How the Cloud is Transforming Cyber Liability by Jacquelyn Connelly

24/01/2015 17:03

According to a recent survey conducted by Hanover Research and sponsored by ISO, 40% of companies don’t think they need cyber coverage and 29% believe they’re already covered under existing policies.

They’re wrong.

“We spent the last year hearing about giant corporations being hacked into—Target, JP Morgan, Chase,” says economist Bob Hartwig, president of the Insurance Information Institute. “But as you get down to Main Street businesses, the reality is everyone has cyber exposure. Increasingly small risks and medium-sized businesses are looking for some type of protection.”

And as consumer interconnectivity continues to rise—Shawn Dougherty, assistant vice president of specialty commercial lines at ISO, says 30-40 billion wireless devices will be in use by 2020—cyber liability insurance must address new concerns.

“As all these devices start talking to each other more and more, what type of data is being collected?” Dougherty asks. “What’s happening with that data? As companies collect more and more data, what are they doing with that data? Is there a need for them to keep that data, whether it’s PII or PHI?”

In particular, the cloud will continue to redefine the IT landscape. Offering significant benefits to businesses including reduced technology infrastructure costs, speed, scalability and enhanced security and backup capacity, it’s opening the door for new opportunities—and new risks to manage.

“Companies no longer have to require significant amounts of hardware and software—they can just outsource it, with cloud acting as a utility,” says Matt Prevost, vice president with professional risk for ACE USA. “That changes the dynamic of how much computing power they need, and it’s scalable so they can be extremely agile and extremely mobile.”

But according to a recent whitepaper from ACE Group, “Cloud Computing: Is Your Organization Weighing Both Benefits and Risks?”, today’s risk managers must fully understand the different delivery models of private and public cloud services and how the different deployment methods and uses can impact an organization’s risk. As companies increasingly outsource cloud services to third-party vendors, they face increased cyber exposures when operating business through the cloud, including unfavorable terms in cloud contracts, loss of control of data and compromised data security.

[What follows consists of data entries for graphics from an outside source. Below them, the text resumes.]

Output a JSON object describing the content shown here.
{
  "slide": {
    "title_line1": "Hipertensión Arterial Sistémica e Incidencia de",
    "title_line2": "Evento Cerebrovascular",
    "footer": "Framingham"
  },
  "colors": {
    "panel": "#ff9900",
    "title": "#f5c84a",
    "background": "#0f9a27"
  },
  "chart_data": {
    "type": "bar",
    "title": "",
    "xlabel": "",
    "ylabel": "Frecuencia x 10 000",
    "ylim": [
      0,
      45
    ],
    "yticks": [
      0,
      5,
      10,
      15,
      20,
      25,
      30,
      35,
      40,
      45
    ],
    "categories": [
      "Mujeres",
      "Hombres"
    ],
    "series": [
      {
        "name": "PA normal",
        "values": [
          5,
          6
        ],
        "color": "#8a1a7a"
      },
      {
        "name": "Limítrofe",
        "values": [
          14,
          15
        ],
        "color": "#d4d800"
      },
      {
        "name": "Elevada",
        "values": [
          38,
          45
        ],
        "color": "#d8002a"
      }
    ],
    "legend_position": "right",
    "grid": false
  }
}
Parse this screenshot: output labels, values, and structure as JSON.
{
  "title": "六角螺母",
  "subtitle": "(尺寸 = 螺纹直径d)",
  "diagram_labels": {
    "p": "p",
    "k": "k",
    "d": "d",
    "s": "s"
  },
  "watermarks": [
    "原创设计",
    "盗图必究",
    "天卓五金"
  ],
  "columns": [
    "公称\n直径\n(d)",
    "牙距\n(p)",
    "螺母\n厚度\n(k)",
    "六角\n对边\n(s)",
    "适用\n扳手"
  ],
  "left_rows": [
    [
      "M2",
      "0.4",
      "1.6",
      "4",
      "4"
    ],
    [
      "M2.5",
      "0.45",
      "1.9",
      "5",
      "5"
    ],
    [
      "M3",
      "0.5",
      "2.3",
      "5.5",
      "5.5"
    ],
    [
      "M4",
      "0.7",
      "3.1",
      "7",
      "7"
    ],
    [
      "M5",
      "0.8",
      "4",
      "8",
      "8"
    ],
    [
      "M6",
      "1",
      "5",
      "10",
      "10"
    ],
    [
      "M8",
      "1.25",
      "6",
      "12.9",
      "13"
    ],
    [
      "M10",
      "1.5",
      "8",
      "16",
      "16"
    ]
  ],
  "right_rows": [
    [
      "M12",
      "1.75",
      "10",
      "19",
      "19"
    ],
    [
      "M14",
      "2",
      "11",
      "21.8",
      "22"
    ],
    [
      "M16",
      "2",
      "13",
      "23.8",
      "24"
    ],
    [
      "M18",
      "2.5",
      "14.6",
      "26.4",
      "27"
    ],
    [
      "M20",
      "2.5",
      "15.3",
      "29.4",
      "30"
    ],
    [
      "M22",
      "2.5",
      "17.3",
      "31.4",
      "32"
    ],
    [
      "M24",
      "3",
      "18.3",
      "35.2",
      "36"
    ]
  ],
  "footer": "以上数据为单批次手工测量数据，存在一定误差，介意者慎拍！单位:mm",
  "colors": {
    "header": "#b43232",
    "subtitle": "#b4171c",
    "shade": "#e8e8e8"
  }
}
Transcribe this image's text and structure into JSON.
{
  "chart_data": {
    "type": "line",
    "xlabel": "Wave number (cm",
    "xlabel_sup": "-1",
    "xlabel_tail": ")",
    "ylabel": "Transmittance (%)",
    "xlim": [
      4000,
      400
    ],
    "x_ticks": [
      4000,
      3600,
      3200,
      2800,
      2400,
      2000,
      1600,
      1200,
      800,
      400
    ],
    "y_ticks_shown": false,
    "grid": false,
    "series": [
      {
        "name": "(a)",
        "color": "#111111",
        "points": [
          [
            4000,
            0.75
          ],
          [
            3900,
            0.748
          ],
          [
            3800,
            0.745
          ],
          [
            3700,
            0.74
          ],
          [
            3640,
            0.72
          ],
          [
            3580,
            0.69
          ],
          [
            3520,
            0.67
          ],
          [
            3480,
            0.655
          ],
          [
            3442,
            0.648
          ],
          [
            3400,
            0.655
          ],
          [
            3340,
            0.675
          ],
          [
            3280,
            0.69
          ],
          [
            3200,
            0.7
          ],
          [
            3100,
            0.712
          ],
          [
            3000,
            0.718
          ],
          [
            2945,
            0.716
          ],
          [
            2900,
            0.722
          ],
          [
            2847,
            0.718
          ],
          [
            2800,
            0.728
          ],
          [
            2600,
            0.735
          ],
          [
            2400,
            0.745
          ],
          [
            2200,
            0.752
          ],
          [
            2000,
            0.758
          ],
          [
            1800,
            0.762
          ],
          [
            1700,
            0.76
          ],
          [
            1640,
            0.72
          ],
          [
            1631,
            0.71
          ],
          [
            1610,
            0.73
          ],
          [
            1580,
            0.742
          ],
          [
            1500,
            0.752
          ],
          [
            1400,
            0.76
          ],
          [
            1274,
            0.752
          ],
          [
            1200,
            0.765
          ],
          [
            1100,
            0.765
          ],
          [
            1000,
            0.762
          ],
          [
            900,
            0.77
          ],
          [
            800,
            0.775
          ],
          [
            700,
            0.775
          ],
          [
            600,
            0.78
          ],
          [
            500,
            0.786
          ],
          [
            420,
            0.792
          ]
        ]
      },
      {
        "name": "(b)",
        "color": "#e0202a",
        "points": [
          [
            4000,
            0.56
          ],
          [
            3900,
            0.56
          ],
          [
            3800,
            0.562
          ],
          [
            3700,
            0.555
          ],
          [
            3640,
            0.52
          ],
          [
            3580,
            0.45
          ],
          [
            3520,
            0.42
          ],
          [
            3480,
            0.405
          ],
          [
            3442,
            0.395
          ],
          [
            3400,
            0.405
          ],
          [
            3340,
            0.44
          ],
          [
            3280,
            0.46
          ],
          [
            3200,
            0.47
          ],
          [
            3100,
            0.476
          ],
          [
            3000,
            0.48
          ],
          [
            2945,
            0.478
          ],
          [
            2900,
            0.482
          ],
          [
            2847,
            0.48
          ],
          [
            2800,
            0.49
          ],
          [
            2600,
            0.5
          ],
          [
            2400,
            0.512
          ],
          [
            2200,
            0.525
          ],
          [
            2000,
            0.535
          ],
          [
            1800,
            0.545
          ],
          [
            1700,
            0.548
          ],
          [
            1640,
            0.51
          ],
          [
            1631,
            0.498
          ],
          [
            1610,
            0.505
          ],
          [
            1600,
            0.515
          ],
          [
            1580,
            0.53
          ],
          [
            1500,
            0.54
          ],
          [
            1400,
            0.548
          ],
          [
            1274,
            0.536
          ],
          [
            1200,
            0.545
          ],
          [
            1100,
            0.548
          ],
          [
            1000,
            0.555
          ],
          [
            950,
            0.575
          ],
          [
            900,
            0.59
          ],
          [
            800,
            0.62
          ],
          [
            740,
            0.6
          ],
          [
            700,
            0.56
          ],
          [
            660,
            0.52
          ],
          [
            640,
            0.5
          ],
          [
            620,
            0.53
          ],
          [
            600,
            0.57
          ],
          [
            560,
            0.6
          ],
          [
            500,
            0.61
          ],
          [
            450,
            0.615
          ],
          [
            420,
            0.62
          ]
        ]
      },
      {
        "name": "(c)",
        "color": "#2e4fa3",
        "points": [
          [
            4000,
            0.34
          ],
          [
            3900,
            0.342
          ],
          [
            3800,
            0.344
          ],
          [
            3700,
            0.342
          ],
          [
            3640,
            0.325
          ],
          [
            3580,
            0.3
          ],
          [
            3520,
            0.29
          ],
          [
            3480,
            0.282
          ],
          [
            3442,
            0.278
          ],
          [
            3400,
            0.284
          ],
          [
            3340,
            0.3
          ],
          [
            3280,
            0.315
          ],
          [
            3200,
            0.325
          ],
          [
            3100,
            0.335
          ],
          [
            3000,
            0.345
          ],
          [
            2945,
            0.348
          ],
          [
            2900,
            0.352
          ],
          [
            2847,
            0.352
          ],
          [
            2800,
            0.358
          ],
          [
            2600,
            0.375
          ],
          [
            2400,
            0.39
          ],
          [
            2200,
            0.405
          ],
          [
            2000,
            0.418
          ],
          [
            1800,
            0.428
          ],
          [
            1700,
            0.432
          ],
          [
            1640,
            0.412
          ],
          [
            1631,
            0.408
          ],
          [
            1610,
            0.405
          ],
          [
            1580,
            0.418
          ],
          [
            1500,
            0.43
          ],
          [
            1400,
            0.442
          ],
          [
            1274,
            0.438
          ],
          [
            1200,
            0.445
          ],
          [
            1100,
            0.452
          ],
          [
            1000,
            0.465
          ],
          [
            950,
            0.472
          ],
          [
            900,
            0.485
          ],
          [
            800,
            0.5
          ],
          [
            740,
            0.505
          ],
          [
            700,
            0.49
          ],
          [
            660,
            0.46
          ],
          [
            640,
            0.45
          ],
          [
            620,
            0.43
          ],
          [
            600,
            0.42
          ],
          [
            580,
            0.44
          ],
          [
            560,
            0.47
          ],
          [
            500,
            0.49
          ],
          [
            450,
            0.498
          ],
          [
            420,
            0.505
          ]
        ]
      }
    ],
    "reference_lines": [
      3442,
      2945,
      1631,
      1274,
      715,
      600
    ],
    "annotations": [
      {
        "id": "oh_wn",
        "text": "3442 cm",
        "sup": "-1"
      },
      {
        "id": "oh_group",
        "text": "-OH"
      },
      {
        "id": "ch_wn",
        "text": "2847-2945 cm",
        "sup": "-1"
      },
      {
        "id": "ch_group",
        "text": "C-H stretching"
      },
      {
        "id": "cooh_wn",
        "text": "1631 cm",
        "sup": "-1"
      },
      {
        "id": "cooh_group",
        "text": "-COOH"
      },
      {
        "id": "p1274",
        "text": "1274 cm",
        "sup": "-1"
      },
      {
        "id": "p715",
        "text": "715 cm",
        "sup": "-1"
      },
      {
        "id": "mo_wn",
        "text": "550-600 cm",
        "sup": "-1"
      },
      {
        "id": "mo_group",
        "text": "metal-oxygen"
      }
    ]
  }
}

“A lot of what we see from a claims perspective arises out of third-party mistakes, so vendors that may not have secure passwords or the contract that a company is engaging with isn’t as strong and they don’t have the strongest sense of controls,” Prevost explains—and that makes due diligence when hiring cloud providers essential.

“Let’s say when these breach events happen it’s data that is stored on the cloud,” Prevost says. “What provisions of the contract enable you to access or not access the cloud’s security measures or the forensics associated with the cloud provider? Understanding that your contract may or may not prevent that is important.”

An adequate risk management plan must incorporate a culture of privacy, first migrating low-risk data, identifying shared security responsibilities with the provider and assessing potential security risks.

“Every employee has some sense of data security. I think we oftentimes forget that we see, we interact and we use data constantly, and it’s not necessarily one position that’s responsible for it,” Prevost points out. “So it’s not just the CIO or a CISO or a risk manager or legal or the board—it’s really making sure everyone in the organization accepts that and implements training and really ensures that each segment of the company understands just a high level of how technology interacts with that different division.”

An increasing number of packages from an increasing number of insurers provide everything from front-end protections “to make sure that the systems are at least resilient to attacks,” to back-end forensics, “meaning getting to the bottom of what happened and remedying it,” and everything in between, Hartwig says. “The insurance piece of it can cover costs from individuals who have had confidential information stolen or lawsuits waged against the company and even various types of business interruption loss.”

It’s understanding risks like these—and communicating them to commercial clients—that eases the process of convincing smaller businesses they need cyber liability coverage. “Agent education is critical,” Dougherty says. “They need to become aware of what the exposures are for cyber, what coverage options are out there, so when they meet with their customer they can talk intelligently and demonstrate they do have the exposure and why they should buy coverage.”

Jacquelyn Connelly is IA senior editor.